Right now, my RA is being treated with two forms of chemotherapy: an oral dose that I take once a week, and two doses via infusion (IV) every six months. This treatment plan is currently working well, giving me the confidence to take on a big physical goal like riding in the CCC. However, the medication I currently take via infusion is the fourth biologic medication I have tried - and I know from past experience that there's no guarantee it will continue working for me in the future. That's why it's so important to me to support the Arthritis Foundation as they work to fund research and resources for adults and children living with arthritis.  

Yesterday I took my brand new road bike on its maiden voyage! (Wearing my husband's jacket from the 2015 CCC!) Things I learned today: I have basically no idea what I'm doing with the gears, traffic circles are mildly terrifying on a bike, and (perhaps TMI) bike saddles are hard. (The veteran riders assure me that this will get better as my bottom, ahem, gets used to it). I only rode 7.3 miles, so I have a long way to go in my training, but it's a start!

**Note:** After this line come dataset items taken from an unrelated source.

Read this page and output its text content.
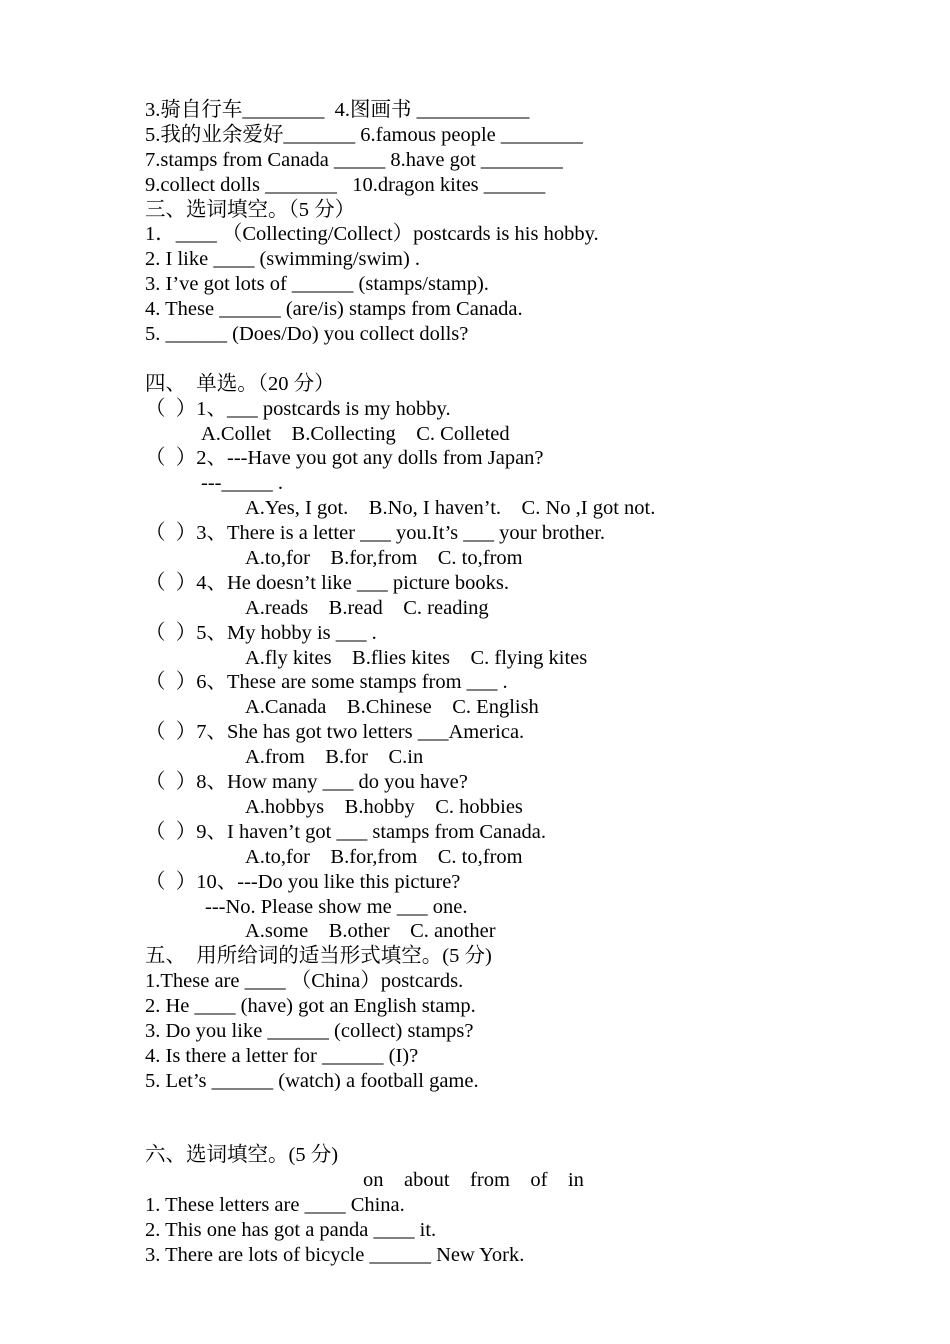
3.骑自行车________  4.图画书 ___________
5.我的业余爱好_______ 6.famous people ________
7.stamps from Canada _____ 8.have got ________
9.collect dolls _______   10.dragon kites ______
三、选词填空。（5 分）
1．____ （Collecting/Collect）postcards is his hobby.
2. I like ____ (swimming/swim) .
3. I’ve got lots of ______ (stamps/stamp).
4. These ______ (are/is) stamps from Canada.
5. ______ (Does/Do) you collect dolls?
四、  单选。（20 分）
（  ）1、___ postcards is my hobby.
A.Collet    B.Collecting    C. Colleted
（  ）2、---Have you got any dolls from Japan?
---_____ .
A.Yes, I got.    B.No, I haven’t.    C. No ,I got not.
（  ）3、There is a letter ___ you.It’s ___ your brother.
A.to,for    B.for,from    C. to,from
（  ）4、He doesn’t like ___ picture books.
A.reads    B.read    C. reading
（  ）5、My hobby is ___ .
A.fly kites    B.flies kites    C. flying kites
（  ）6、These are some stamps from ___ .
A.Canada    B.Chinese    C. English
（  ）7、She has got two letters ___America.
A.from    B.for    C.in
（  ）8、How many ___ do you have?
A.hobbys    B.hobby    C. hobbies
（  ）9、I haven’t got ___ stamps from Canada.
A.to,for    B.for,from    C. to,from
（  ）10、---Do you like this picture?
---No. Please show me ___ one.
A.some    B.other    C. another
五、  用所给词的适当形式填空。(5 分)
1.These are ____ （China）postcards.
2. He ____ (have) got an English stamp.
3. Do you like ______ (collect) stamps?
4. Is there a letter for ______ (I)?
5. Let’s ______ (watch) a football game.
六、选词填空。(5 分)
on    about    from    of    in
1. These letters are ____ China.
2. This one has got a panda ____ it.
3. There are lots of bicycle ______ New York.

As you think about your charitable contributions for 2016, I'd like to request that you please consider supporting my efforts. Even if all you can contribute is the cost of a latte, I promise that every little bit will help me reach my goal - and I will be extremely grateful for your support! 

Monday, February 22, 2016

HealthMonitor's Guide to RA: "How we make every day easier!"

After having several friends report seeing my picture in their doctor's waiting room, I finally got to see a copy of the HealthMonitor Guide to RA article! 

Aside from being entertained by a full page picture of my family in a magazine (hahaha look how BALD the baby was!!) I'm quite delighted to see a publication addressing the issue of RA & motherhood so openly!  

Join the Movement – Fight to Address Key Policy Issues

When it comes to healthcare policy, patients are experts because they have first-hand experience of what it is like to live with chronic illnesses. Taking part in advocacy efforts can be as simple as sending an email.

Friday, February 19, 2016

Facing Forward: Kristin Joy

Facing Forward is a series that shares the lives of people living with arthritis and other invisible chronic illnesses. The goal of the series is to see how we are similar and how we are different - and to remind us to keep moving forward because we aren't alone!

Name: Kristin Joy
Location: Va Beach, VA
Diagnosis: Rheumatoid Arthritis, Hypothyroidism, Celiac's Disease, and Degenerative Disc Disease in my neck
Age at Diagnosis: RA at 27; other diagnoses at 43

How are you currently treating your condition?
As far as RA treatments go, I've been through a few over the last 16 years (Enbrel, Methotrexate, Simponi, Xeljanz). Right now we're trying Actemra injections along with Arava. Regardless of the number of injections I've given myself or how often I have my labs drawn, I still don't like needles!

Epson salt has become a staple in my house. Massage therapy also helps with inflammation and flares. It's one of my favorite places. That is where I discovered Biofreeze gel. It's amazing! My Tommy Copper fingerless gloves are also a must. I wear them almost all the time, especially to bed. They help with morning stiffness (the claw) and have rubber strips across the plans to help me hold on to things. Everybody in my family knows I'm a "dropper."
What are the biggest challenges you have faced since your diagnosis?
The biggest challenge I've faced with having chronic illnesses is finding a balance that's right for me. Not based on what others think I should or shouldn't be doing - but what I feel is the right thing for me. I try to prioritize my activities and include rest breaks when needed. I'm not shy about saying that I need a break.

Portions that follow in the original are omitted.